Aus großer Betroffenheit schrieb das Leipziger Jugendparlament im März 2022, kurz nach Kriegsbeginn, einen Antrag für die Leipziger Ratsversammlung, die Kiewer Straße in Grünau in die ukrainische Schreibweise Kyiver Straße zu ändern. Doch Leipzigs Verwaltung wollte diesem Anliegen nicht folgen, obwohl die Schreibweise Kiew auf der russischen beruht. Ganz amtlich war die Stadt für dieses Zeichen der Solidarität mit der Ukraine nicht zu haben.

Auch nicht für einen ausführlichen Kompromissvorschlag des Jugendparlaments. Von einem „langen Hin und Her mit der Verwaltung“ sprach am 14. Dezember in der Ratsversammlung Oskar Teufert, der das Anliegen des Jugendparlaments noch einmal einbrachte – schon sichtlich entmutigt, nicht nur in Hinblick auf die fehlende Unterstützung für dieses aus seiner Sicht selbstverständliche Anliegen.
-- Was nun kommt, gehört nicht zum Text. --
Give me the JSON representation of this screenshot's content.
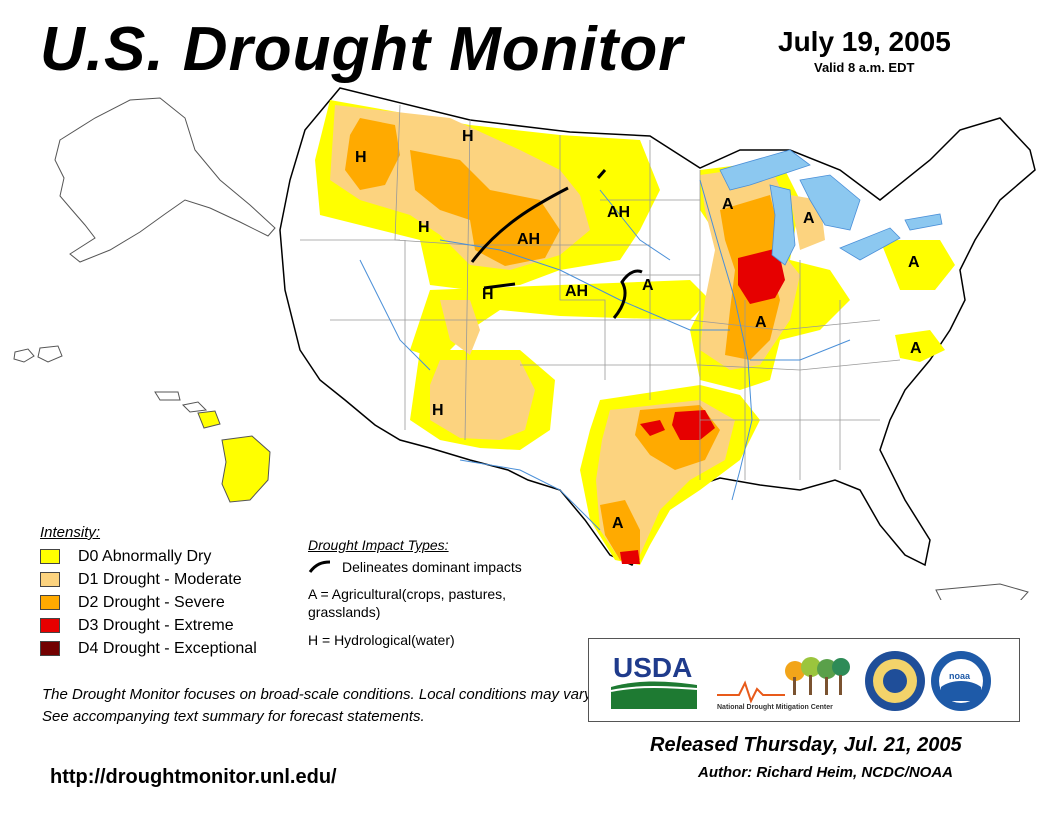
{
  "header": {
    "title": "U.S. Drought Monitor",
    "date": "July 19, 2005",
    "valid": "Valid 8 a.m. EDT"
  },
  "legend": {
    "title": "Intensity:",
    "items": [
      {
        "label": "D0 Abnormally Dry",
        "color": "#ffff00"
      },
      {
        "label": "D1 Drought - Moderate",
        "color": "#fcd37f"
      },
      {
        "label": "D2 Drought - Severe",
        "color": "#ffaa00"
      },
      {
        "label": "D3 Drought - Extreme",
        "color": "#e60000"
      },
      {
        "label": "D4 Drought - Exceptional",
        "color": "#730000"
      }
    ]
  },
  "impact": {
    "title": "Drought Impact Types:",
    "line_label": "Delineates dominant impacts",
    "agri": "A = Agricultural(crops, pastures, grasslands)",
    "hydro": "H = Hydrological(water)"
  },
  "map": {
    "labels": [
      "H",
      "H",
      "H",
      "AH",
      "AH",
      "H",
      "AH",
      "A",
      "H",
      "A",
      "A",
      "A",
      "A",
      "A",
      "A"
    ],
    "colors": {
      "water": "#8cc8f0",
      "border": "#000000",
      "state": "#888888",
      "river": "#4a8fd8"
    }
  },
  "notice": "The Drought Monitor focuses on broad-scale conditions. Local conditions may vary. See accompanying text summary for forecast statements.",
  "url": "http://droughtmonitor.unl.edu/",
  "logos": {
    "usda": "USDA",
    "ndmc": "National Drought Mitigation Center",
    "noaa": "noaa"
  },
  "footer": {
    "released": "Released Thursday, Jul. 21, 2005",
    "author": "Author: Richard Heim, NCDC/NOAA"
  }
}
Denn die ukrainische Regierung bittet die westlichen Länder seit fünf Jahren darum, bei ukrainischen Orten auch die ukrainischen Schreibweisen zu benutzen. Was in Italien, Frankreich und den englischsprachigen Ländern kein Problem gewesen sei, so Teufert. Nur in Deutschland scheinen sich dagegen alle amtlichen Verantwortungsträger zu sträuben. Auch das Leipziger Fachamt Allgemeine Verwaltung, das in seiner Ablehnung auf das Länderverzeichnis des Auswärtigen Amtes verweist.
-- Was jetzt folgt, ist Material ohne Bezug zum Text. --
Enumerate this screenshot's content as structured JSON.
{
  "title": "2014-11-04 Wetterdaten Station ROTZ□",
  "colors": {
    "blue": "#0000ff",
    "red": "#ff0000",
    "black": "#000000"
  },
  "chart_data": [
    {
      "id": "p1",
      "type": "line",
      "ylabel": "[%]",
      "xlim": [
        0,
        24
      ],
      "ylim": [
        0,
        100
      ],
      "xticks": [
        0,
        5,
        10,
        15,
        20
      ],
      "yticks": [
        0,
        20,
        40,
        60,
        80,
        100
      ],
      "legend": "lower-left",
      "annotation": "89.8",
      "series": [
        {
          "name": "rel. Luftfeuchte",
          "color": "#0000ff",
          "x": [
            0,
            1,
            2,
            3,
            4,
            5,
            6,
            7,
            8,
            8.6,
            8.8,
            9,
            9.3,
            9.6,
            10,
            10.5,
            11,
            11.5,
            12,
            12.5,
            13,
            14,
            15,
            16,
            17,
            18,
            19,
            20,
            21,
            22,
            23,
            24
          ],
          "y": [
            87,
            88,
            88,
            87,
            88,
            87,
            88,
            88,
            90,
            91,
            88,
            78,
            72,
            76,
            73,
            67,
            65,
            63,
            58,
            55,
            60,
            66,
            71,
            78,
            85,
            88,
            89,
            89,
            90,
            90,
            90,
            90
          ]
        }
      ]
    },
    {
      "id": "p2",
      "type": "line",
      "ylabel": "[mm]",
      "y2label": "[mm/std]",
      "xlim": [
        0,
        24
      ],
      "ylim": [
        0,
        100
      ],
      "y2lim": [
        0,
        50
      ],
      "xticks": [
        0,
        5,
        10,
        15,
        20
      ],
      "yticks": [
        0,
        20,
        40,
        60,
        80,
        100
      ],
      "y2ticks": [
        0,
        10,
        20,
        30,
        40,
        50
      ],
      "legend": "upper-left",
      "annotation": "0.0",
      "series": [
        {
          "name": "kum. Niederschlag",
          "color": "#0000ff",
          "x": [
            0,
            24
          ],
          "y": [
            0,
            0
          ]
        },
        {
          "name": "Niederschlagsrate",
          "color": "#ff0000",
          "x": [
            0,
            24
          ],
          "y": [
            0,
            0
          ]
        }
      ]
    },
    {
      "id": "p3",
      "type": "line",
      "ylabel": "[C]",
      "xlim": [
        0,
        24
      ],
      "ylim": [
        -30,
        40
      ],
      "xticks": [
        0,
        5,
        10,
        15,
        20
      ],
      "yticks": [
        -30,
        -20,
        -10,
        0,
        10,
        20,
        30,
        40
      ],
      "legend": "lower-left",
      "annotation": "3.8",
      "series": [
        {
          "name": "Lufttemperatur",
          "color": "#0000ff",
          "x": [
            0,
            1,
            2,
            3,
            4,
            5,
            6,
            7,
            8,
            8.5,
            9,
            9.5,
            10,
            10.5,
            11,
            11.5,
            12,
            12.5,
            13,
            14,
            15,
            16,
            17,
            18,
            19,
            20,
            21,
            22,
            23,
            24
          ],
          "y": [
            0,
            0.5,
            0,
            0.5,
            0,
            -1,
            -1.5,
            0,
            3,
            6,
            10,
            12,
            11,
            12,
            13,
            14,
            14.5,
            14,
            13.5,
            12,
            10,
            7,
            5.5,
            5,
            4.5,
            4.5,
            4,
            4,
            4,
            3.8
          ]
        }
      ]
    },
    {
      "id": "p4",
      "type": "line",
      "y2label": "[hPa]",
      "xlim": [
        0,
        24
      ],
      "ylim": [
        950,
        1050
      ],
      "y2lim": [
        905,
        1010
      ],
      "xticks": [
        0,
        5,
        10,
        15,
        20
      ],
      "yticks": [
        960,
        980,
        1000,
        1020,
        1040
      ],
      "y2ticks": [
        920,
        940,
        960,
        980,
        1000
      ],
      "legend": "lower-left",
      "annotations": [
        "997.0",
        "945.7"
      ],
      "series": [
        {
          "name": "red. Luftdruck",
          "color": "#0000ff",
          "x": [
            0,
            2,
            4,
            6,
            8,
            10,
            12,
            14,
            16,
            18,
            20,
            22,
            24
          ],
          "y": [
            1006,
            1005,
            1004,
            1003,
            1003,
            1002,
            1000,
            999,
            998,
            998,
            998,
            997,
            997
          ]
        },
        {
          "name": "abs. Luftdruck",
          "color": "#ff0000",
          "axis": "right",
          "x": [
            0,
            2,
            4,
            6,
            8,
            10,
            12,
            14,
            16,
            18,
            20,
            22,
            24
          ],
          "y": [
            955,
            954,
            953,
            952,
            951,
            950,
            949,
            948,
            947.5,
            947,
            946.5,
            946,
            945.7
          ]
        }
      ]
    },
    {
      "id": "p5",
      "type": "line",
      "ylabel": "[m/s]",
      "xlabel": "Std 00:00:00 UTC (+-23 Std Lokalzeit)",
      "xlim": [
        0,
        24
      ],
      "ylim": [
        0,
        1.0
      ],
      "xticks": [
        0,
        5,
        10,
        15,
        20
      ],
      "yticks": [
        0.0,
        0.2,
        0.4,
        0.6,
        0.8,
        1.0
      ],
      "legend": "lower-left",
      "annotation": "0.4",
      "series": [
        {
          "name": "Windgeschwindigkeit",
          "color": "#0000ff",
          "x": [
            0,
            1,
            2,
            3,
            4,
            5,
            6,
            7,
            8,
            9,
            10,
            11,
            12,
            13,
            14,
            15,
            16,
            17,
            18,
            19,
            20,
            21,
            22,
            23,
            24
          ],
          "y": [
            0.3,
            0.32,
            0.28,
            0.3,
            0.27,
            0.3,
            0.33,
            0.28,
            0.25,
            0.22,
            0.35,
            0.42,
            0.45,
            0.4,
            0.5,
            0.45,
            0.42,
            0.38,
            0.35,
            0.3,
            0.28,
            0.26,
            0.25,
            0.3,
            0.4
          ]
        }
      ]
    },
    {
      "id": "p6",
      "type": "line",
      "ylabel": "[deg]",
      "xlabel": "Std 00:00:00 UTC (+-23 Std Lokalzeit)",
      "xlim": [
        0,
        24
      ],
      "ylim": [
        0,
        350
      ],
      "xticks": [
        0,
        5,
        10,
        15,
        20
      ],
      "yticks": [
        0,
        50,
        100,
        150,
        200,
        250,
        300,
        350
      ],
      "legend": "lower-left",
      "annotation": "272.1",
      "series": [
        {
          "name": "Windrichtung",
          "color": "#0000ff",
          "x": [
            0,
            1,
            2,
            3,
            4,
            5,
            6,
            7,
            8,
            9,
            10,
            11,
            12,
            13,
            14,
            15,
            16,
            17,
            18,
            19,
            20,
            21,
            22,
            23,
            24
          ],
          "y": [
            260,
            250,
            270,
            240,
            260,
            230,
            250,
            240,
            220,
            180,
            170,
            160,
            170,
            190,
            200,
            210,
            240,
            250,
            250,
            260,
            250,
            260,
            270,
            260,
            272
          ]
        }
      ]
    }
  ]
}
„Die Stadt Leipzig orientiert sich in der Schreibweise ausländischer Orts- und Landesnamen am aktuellen Länderverzeichnis des Auswärtigen Amtes für den amtlichen Gebrauch in der Bundesrepublik Deutschland (Dokumentenversion vom 12.06.2023; Prüfdatum 13.09.2023). Hier wird der Name der Hauptstadt der Ukraine in der Schreibweise ‚Kiew‘ festgelegt. Auf dieser Grundlage wird ebenso der Beschlusspunkt 2 – der ex ante eine Festlegung für zukünftige Benennungen impliziert – abgelehnt.“

Das Länderverzeichnis ist „für den amtlichen Gebrauch in der Bundesrepublik Deutschland“ vorgesehen und wurde in dieser Form am 6. Dezember zuletzt erneuert. Da spricht von amtlicher Unbeweglichkeit, aber nicht von Mitgefühl.
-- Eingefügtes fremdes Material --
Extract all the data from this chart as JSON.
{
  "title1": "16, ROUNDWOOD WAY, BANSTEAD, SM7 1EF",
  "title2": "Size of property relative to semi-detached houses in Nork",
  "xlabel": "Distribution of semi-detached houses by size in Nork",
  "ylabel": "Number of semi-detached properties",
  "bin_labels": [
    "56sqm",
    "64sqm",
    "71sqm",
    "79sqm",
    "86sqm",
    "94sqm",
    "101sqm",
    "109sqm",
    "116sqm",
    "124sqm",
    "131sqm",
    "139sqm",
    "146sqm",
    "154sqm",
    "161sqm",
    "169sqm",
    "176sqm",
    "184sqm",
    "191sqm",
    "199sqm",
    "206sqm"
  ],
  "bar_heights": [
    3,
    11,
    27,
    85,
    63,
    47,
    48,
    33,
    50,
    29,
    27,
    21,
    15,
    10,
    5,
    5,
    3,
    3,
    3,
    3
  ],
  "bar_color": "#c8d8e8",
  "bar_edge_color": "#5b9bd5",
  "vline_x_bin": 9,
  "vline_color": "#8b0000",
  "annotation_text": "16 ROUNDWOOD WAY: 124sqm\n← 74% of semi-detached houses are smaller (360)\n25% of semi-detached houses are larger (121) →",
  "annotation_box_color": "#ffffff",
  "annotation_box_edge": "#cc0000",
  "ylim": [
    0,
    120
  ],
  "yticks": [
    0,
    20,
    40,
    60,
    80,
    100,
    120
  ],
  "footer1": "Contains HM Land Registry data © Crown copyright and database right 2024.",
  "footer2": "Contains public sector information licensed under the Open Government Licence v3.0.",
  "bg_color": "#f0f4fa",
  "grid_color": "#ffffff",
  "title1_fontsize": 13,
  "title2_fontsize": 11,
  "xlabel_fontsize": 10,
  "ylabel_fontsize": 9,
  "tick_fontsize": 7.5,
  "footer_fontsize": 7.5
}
Das ist keine lapidare Kleinigkeit

Dabei hatte das Jugendparlament sehr emotional für seinen Antrag geworben. „Seit dem Jahr 2018 fordert das ukrainische Außenministerium, damals mit der Kampagne #KyivnotKiev (vgl. Wulf 2022) eine Abkehr von der seit sowjetischen Zeiten nach außen kommunizierten russischen Schreibweise, hin zum Ukrainischen Kyiv.

Viele Ukrainer und Ukrainerinnen nehmen die russische Ausschreibung nicht nur als lapidare Kleinigkeit wahr, sondern als politisches Statement und Unterstützung der russischen Bemühungen, der Ukraine das Existenzrecht abzusprechen.

Die Benennung der Kiewer Straße in Leipzig wurde im Jahr 1977 (vgl. Stadt Leipzig 2021) als Ausdruck der tiefen Verbundenheit mit der seit 1961 bestehenden Partnerstadt Kyiv (erneuert 1992) beschlossen. Zu diesem Zeitpunkt war Kyiv noch ein Teil der Sowjetunion. Die Sowjetunion unterdrückte alle nationalen Bestrebungen der Sowjetrepubliken und förderte die kulturelle, linguistische und politische Dominanz der russischen Sowjetrepublik, deshalb musste sich die Ukraine nach dem Zusammenbruch des Ostblockes ihre Identität in diesen Gebieten zurückerobern. (vgl. Heller 2020).

Aus diesen Gründen ist eine Änderung der Praxis überfällig und würde dem Wunsch unserer ukrainischen Verbündeten entsprechen.“

Und berechtigterweise betonte Teufert am 14. Dezember, dass Sprache Denken formt.

Aber nicht einmal zu einer Übergangsfrist, in der Straßenschilder in beiden Schreibweisen angebracht werden, fand sich die Verwaltung bereit.

Eine Tafel soll’s richten

Nach all dem Gezerre gab das Jugendparlament an dieser Stelle auf. Oskar Teufert stellte den Verwaltungsstandpunkt zur Abstimmung. „Besser als nichts“, sagte er.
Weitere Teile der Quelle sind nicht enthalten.